In a tzedakah box, we put coins. In a Tzedek Box, we put slips of paper on which we’ve written our most recent contributions to justice (“I called my senator,” “I sent postcards to potential voters”) and our feelings and thoughts about it (“I need to get my sister to do this, too”). Once a year (on Pesach Sheni, a month after Passover), we open our boxes and reflect collectively on the work we’ve done and the work still to do.
A Tzedek Box prompts us to pause and reflect. A Tzedek Box provides sacred accountability. A Tzedek Box helps us ask the Eternal for partnership in the work of repairing the world.

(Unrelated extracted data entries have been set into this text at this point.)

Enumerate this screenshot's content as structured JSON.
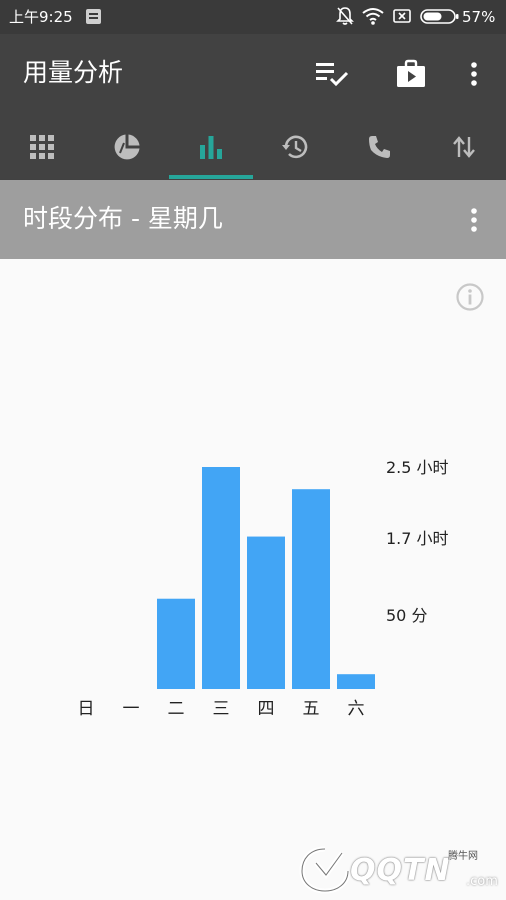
{
  "status_bar": {
    "time": "上午9:25",
    "battery_percent": "57%",
    "icons": [
      "notification-app-icon",
      "mute-icon",
      "wifi-icon",
      "sim-off-icon",
      "battery-icon"
    ]
  },
  "app_bar": {
    "title": "用量分析",
    "actions": [
      "checklist-icon",
      "app-store-icon",
      "more-vert-icon"
    ]
  },
  "tabs": {
    "items": [
      {
        "icon": "apps-grid-icon",
        "selected": false
      },
      {
        "icon": "pie-chart-icon",
        "selected": false
      },
      {
        "icon": "bar-chart-icon",
        "selected": true
      },
      {
        "icon": "history-icon",
        "selected": false
      },
      {
        "icon": "phone-icon",
        "selected": false
      },
      {
        "icon": "data-transfer-icon",
        "selected": false
      }
    ],
    "indicator_color": "#26a69a"
  },
  "section": {
    "title": "时段分布 - 星期几",
    "menu_icon": "more-vert-icon"
  },
  "info_icon": "info-icon",
  "chart_data": {
    "type": "bar",
    "categories": [
      "日",
      "一",
      "二",
      "三",
      "四",
      "五",
      "六"
    ],
    "values_minutes": [
      0,
      0,
      61,
      150,
      103,
      135,
      10
    ],
    "reference_labels": [
      {
        "text": "2.5 小时",
        "minutes": 150
      },
      {
        "text": "1.7 小时",
        "minutes": 102
      },
      {
        "text": "50 分",
        "minutes": 50
      }
    ],
    "bar_color": "#42a5f5",
    "ylim_minutes": [
      0,
      150
    ]
  },
  "watermark": {
    "text": "QQTN",
    "small": "腾牛网",
    "suffix": ".com"
  },
  "colors": {
    "status_bar": "#3a3a3a",
    "app_bar": "#424242",
    "section_header": "#9e9e9e"
  }
}
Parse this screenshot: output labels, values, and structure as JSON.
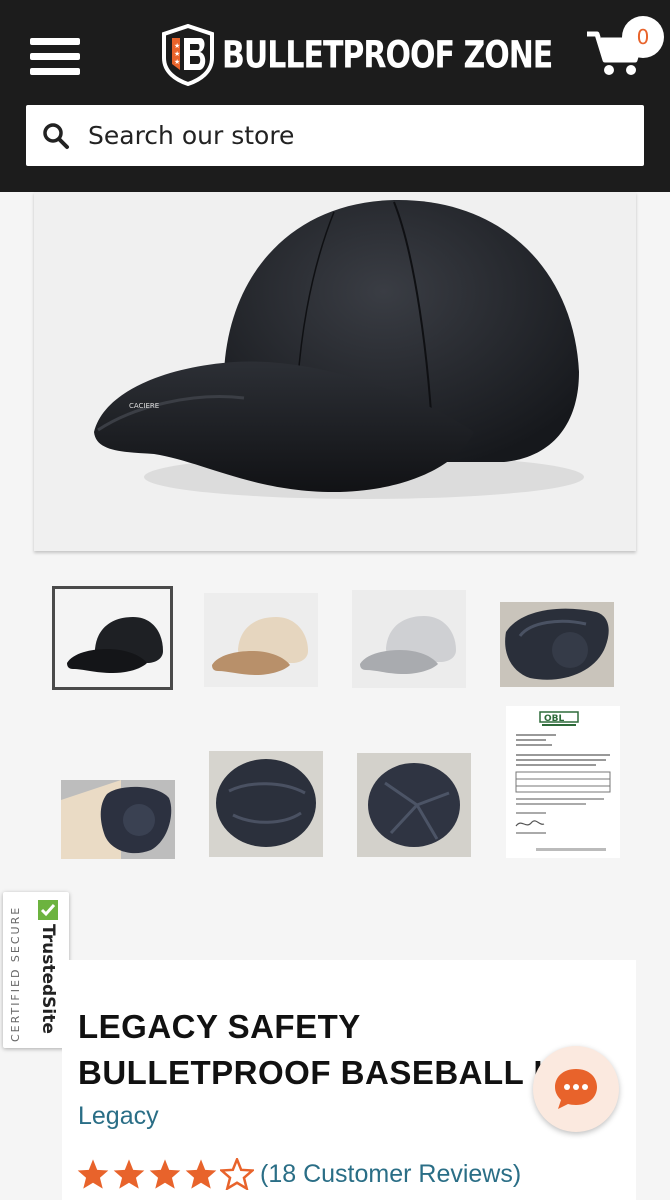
{
  "header": {
    "brand_name": "BULLETPROOF ZONE",
    "cart_count": "0",
    "search_placeholder": "Search our store"
  },
  "gallery": {
    "main_image": "black-baseball-cap-photo",
    "thumbnails": [
      {
        "name": "black-cap-thumbnail",
        "selected": true
      },
      {
        "name": "beige-cap-thumbnail",
        "selected": false
      },
      {
        "name": "grey-cap-thumbnail",
        "selected": false
      },
      {
        "name": "cap-underside-thumbnail",
        "selected": false
      },
      {
        "name": "beige-cap-inside-thumbnail",
        "selected": false
      },
      {
        "name": "ballistic-insert-thumbnail",
        "selected": false
      },
      {
        "name": "ballistic-insert-alt-thumbnail",
        "selected": false
      },
      {
        "name": "certificate-document-thumbnail",
        "selected": false
      }
    ],
    "certificate_logo_text": "OBL"
  },
  "trust_badge": {
    "brand": "TrustedSite",
    "caption": "CERTIFIED SECURE"
  },
  "product": {
    "title_line1": "LEGACY SAFETY",
    "title_line2": "BULLETPROOF BASEBALL HAT",
    "vendor": "Legacy",
    "rating": 4,
    "rating_max": 5,
    "reviews_text": "(18 Customer Reviews)"
  },
  "colors": {
    "header_bg": "#1c1c1c",
    "accent_orange": "#e8632b",
    "link_teal": "#2a6e86",
    "trusted_green": "#6cb33f"
  },
  "icons": {
    "menu": "hamburger-icon",
    "cart": "cart-icon",
    "search": "search-icon",
    "chat": "chat-bubble-icon",
    "star": "star-icon"
  }
}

The app: Designed for American Jews and their allies, the Tzedek Box app:
• Alerts you to timely news and action opportunities in the world of Jewish justice work
• Serves as an interactive journal for your reflections after engaging in acts of advocacy, activism and civic change
• Enables you to form or join “tribes” to get involved in justice work with others
• Includes notifications to activate your justice actions and reflections
• Offers an annual “cheshbon tzedek,” a personalized accounting of your year
The Tzedek Box website adds, “For our Opportunities section, we are currently aggregating actions from the partners of the Jewish Social Justice Roundtable. We hope that this introduction to these organizations inspires your deeper engagement with them. We aspire to showcase more local events over time.”
The app was built by Edon Valdman (Valdman Works) and funded by a grant from the Be Wise Fellowship at Hebrew Union College.
So now I have passed on a tool that might work for you and your family. You don’t need a fancy app although it is fun and interactive. A simple box with a hole in the top to put money is enough — then you and your family need to decide where and what to support. You can also put in a paper note/reminder of the commitment you are making. And finally, the Tzedek Box organization gives us a blessing on their page to talk or write about how you felt or what you learned in this act of making the world a better place:
Baruch atah Hashem, Eloheinu melech haolam, asher kid’shanu b’mitzvotav v’tzivanu lirdof tzedek. We praise You, Eternal One, Sovereign of the universe, who calls us to holiness through mitzvot, commanding us to pursue tzedek/justice.
Laura Seymour is director of camping services at the Aaron Family Jewish Community Center.